Bernie’s plan would create a federally administered single-payer health care program. Universal single-payer health care means comprehensive coverage for all Americans. Bernie’s plan will cover the entire continuum of health care, from inpatient to outpatient care; preventive to emergency care; primary care to specialty care, including long-term and palliative care; vision, hearing and oral healthcare; mental health and substance abuse services; as well as prescription medications, medical equipment, supplies, diagnostics and treatments. Patients will be able to choose a health care provider without worrying about whether that provider is in-network and will be able to get the care they need without having to read any fine print or trying to figure out how they can afford the out-of-pocket costs.

That’s the whole description of the content of the insurance. Is abortion covered? Is acupuncture? What if there are shortages of medical equipment? What if a doctor wants to prescribe a course of treatment that’s not supported by science?

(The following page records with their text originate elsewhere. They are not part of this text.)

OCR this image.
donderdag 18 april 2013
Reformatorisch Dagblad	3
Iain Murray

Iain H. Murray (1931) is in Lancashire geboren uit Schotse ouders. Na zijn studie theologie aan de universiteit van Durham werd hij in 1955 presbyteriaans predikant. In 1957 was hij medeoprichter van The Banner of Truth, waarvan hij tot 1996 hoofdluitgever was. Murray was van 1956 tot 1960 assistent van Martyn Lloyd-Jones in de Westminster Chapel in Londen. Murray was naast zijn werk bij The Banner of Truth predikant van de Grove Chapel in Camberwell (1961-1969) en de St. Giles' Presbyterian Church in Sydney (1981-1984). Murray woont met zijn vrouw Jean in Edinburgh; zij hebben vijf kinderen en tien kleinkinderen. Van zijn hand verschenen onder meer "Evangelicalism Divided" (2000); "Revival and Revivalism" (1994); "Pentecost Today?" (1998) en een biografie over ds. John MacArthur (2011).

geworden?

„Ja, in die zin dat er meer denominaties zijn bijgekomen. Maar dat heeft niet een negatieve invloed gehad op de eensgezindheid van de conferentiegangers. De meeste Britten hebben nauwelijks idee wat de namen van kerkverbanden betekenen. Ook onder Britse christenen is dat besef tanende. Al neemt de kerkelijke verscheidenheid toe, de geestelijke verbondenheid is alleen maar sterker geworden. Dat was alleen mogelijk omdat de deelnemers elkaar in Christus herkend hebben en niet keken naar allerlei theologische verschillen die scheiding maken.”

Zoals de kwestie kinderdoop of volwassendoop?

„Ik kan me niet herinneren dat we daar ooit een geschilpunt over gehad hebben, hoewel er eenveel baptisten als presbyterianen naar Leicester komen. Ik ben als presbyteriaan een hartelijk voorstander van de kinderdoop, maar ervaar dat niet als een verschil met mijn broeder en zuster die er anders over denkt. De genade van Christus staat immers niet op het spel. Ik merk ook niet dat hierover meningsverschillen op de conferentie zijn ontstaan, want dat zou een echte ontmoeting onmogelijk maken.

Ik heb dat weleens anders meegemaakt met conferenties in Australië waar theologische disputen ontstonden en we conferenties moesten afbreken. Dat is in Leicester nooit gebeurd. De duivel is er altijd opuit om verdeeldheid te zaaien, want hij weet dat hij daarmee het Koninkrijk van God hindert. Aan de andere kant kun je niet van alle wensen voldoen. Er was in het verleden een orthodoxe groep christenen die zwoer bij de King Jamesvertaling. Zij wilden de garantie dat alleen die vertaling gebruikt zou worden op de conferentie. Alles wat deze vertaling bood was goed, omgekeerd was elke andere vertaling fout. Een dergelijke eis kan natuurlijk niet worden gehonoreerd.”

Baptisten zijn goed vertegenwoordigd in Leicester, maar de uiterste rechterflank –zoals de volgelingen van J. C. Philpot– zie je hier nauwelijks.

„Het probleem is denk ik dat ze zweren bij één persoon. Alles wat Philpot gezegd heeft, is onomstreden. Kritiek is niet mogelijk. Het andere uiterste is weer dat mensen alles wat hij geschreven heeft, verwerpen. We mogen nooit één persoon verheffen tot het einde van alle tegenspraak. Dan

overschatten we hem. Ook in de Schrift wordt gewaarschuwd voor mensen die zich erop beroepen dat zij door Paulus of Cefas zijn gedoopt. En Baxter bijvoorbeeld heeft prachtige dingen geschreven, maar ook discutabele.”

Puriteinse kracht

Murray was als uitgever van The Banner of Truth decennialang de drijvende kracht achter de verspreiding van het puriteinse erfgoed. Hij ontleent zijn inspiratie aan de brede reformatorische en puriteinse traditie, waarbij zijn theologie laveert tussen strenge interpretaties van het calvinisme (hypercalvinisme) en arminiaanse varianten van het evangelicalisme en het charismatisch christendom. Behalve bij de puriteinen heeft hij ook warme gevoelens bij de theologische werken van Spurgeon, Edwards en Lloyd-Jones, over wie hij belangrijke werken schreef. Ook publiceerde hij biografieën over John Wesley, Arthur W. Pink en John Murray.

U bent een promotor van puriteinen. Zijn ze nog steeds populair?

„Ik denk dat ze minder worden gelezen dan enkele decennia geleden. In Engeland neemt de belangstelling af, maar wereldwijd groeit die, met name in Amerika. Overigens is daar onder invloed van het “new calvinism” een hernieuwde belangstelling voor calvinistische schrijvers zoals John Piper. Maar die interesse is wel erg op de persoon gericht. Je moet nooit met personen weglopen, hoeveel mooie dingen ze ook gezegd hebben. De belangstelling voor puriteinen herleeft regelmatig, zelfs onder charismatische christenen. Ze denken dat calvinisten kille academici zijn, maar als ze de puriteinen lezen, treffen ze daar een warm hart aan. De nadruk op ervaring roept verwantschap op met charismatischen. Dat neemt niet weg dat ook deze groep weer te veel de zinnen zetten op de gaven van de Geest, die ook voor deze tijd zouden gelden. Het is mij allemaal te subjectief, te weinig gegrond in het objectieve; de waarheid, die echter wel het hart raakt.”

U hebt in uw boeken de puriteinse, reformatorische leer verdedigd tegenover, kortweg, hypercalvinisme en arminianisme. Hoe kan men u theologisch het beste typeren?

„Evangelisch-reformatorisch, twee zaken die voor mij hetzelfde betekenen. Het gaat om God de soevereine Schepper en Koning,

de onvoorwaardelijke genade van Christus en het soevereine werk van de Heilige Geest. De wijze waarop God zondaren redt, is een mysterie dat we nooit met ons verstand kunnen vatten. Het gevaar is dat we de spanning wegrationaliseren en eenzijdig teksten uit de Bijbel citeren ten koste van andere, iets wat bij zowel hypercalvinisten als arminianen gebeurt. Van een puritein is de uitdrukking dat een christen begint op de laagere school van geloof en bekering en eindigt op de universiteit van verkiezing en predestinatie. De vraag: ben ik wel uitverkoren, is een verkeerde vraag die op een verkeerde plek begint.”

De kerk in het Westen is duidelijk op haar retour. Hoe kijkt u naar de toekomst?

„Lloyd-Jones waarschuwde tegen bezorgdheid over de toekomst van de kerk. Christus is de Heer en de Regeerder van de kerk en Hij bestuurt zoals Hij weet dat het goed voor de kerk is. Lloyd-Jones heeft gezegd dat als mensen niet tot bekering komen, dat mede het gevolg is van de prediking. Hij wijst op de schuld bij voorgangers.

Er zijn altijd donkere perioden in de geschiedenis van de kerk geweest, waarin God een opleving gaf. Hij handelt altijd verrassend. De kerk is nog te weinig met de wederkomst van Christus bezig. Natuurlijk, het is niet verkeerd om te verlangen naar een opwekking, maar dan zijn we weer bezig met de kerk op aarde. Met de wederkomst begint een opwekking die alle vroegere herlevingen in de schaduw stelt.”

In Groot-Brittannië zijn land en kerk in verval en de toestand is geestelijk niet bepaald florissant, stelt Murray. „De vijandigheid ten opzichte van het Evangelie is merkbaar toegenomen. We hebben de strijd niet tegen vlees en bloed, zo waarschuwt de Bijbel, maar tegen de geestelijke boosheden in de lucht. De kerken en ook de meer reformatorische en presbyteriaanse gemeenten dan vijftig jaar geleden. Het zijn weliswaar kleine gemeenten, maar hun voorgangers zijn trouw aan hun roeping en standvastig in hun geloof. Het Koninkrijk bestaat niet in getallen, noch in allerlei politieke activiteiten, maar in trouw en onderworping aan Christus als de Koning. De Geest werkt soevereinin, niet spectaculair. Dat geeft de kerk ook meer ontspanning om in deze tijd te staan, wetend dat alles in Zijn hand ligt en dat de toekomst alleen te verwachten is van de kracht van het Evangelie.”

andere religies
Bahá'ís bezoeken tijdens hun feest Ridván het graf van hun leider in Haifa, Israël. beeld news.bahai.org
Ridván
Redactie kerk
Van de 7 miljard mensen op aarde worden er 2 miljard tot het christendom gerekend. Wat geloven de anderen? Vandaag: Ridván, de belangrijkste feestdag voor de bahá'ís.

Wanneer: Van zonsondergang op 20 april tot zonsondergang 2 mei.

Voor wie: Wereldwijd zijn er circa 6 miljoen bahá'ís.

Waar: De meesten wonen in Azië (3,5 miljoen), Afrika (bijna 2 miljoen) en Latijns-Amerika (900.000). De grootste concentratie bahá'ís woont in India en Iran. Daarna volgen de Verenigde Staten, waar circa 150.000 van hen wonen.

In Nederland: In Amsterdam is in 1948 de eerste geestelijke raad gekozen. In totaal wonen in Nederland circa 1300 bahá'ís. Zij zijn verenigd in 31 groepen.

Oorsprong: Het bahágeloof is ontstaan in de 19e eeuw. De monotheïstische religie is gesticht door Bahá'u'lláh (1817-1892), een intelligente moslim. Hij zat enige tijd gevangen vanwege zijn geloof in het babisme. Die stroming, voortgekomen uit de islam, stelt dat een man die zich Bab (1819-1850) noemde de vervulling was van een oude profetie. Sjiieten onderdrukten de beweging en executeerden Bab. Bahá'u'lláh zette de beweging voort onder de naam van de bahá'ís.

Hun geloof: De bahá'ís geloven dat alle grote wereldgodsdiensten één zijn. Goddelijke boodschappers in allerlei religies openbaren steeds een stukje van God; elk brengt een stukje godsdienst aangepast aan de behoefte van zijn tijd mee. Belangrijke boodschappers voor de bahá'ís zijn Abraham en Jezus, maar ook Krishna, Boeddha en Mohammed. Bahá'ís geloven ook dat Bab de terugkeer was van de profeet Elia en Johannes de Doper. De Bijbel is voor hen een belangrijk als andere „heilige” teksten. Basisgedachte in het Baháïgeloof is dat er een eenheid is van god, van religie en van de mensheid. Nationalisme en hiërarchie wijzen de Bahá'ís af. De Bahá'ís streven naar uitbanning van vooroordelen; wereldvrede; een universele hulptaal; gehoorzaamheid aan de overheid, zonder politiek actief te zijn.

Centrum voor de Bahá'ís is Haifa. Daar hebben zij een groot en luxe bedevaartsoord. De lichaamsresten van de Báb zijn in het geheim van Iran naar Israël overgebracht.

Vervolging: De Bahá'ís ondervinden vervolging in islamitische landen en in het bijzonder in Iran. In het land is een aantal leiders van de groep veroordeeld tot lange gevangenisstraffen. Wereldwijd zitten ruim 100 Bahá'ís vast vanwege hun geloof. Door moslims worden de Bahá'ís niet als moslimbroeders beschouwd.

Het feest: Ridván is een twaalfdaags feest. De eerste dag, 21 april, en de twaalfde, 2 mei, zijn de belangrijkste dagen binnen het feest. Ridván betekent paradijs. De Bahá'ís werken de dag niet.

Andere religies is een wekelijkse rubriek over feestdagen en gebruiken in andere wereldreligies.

And on Bernie’s plan for free college tuition at public colleges and universities, again Ygelisias points out where sanders is short on details:

He does this by saying the federal government will pick up two-thirds of the tab if state governments carry the rest. Sounds good. And he’ll pay for it with a new tax on speculative trading on Wall Street, another big applause line.

But again, there are big questions here: What if states make this work by pushing more costs into the room and board column? What if public university systems are swamped with applicants now that they’re free? What if eliminating tuition means students start taking longer to complete their degrees? What if the underlying cost of providing a college education grows faster than the volume of Wall Street trades? What about the quality of college education?

Bernie’s plan to break up the big banks, in Ygelias’ view, is nothing more than a slogan:

The bill is only four pages long, and what it does is direct the Financial Stability Oversight Committee to compile a list of banks that are deemed “too big to fail” and then break them up.

This just isn’t the way bank regulators think or work. There’s no such thing as a bank that’s “too big” to fail. There are specific situations in which the failures of certain financial institutions could be gravely threatening to the stability of other financial institutions and could set off a chain reaction of bank failures that devastates the economy. Sanders’s legislation offers regulators no guidance as to what criteria are supposed to be used to identify institutions that are to be broken up, and says nothing much about how the breakups are supposed to look or work.

“A bank that’s too big to fail is too big to exist” is a great line for a stump speech or a television appearance. But it’s not even the beginning of an actual agenda on bank regulation.

Yglesias says the media starts to taking the Sanders campaign seriously — and so does the candidate who offers little detail in any of the ideas that are getting the extreme left wing of the party excited.

To the extent that Sanders is running a campaign that’s about raising issues and securing national attention for some ideas that don’t normally come up on Meet the Press, I applaud him.

But Bernie-mania has gotten a lot bigger than that. He’s obviously still the underdog, but he’s doing well — he’s rising in the polls and to my eye bested Clinton in a debate. It’s possible to imagine him winning the nomination, which means it’s possible to imagine him becoming president.

Which means that we in the media need to start taking his campaign seriously, but also that Sanders himself needs to take his campaign seriously.

As more details emerge about how Sanders is rising in the polls, that might be true.  But I trust in Nate Silver’s forecast that show the Iowa and New Hampshire race to be “Sunny skies for Hillary Clinton.